男性ホルモン
テストステロンには、骨や筋肉の発達を促すほか、
毛髪を作る毛乳頭細胞に作用することがわかっています。
毛乳頭細胞には、男性ホルモン受容体(アンドロゲンレセプター)があります。
血液などによって運ばれてきたテストステロンは、
5α-還元酵素(5α-リダクターゼ)という酵素の働きで、
DHT(ジヒドロテストステロン)という、
より活性の高い男性ホルモンに代謝します。
毛母細胞が刺激されて体毛の成長が促されます。思春期にテストステロンの分泌量が多くなると髭や体毛が濃くなるのは、このためです。
しかし、前頭部や頭頂部の毛乳頭細胞の男性ホルモン受容体にDHTが結合すると、毛母細胞の増殖を抑制する因子が分泌されてしまいます。
DHTの影響で毛母細胞の増殖が抑制されると、毛髪の成長が抑制されてしまします。これがAGAの大きな原因の1つです。
AGAを発症するとヘアサイクル(毛周期)が乱れ、毛髪が太く成長できずに、細くてコシがなくなっていき、抜けやすくなります。
さらに症状が進行すると、毛髪が長く成長する前に抜けるため、産毛のような毛が増えて、やがて表皮に毛髪のない部位が広がっていくのです。
遺伝的要因
これには遺伝的要因が大きく関わっていると考えられます。
つまり、遺伝的に感受性の強い男性ホルモン受容体を持っている人ほど、AGAを発症しやすいのです。

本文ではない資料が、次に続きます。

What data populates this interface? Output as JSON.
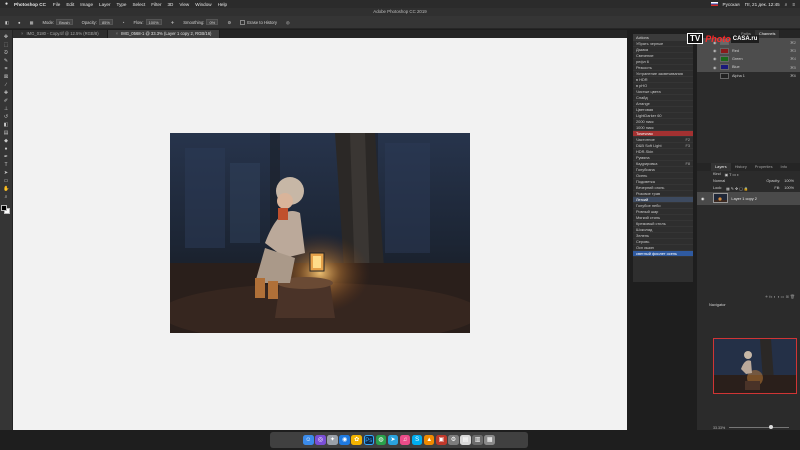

また、AGAの進行は、いくつかのパターンに分類することができます。
たとえば、前頭部の両脇からM字型に薄毛が進行するパターンや、
ヘアライン(生え際)が全体的に後退するパターン、
前頭部はそのままで頭頂部から薄毛が進行するパターン、
あるいは前頭部の薄毛と頭頂部の薄毛が同時進行するパターンなどです。
こうしたAGA進行のパターンには、遺伝的要因が大きく関与していると考えられます。
生活習慣
AGAを悪化させる生活習慣には、どのようなものがあるのでしょうか?
AGAを引き起こす「ストレス」や「食事の偏り」「睡眠不足」
「生活習慣の乱れ」睡眠不足や不規則な生活、運動不足、偏った食生活、喫煙習慣や過度な飲酒などはAGAを悪化させると考えられています。
また、帽子やヘルメットを長時間かぶる生活で頭部が常に蒸れた状態が続いていたり、入浴後に頭髪を乾かさずに寝てしまう生活習慣など、髪と頭皮のケアが不充分であることもAGAの進行に影響することがあります。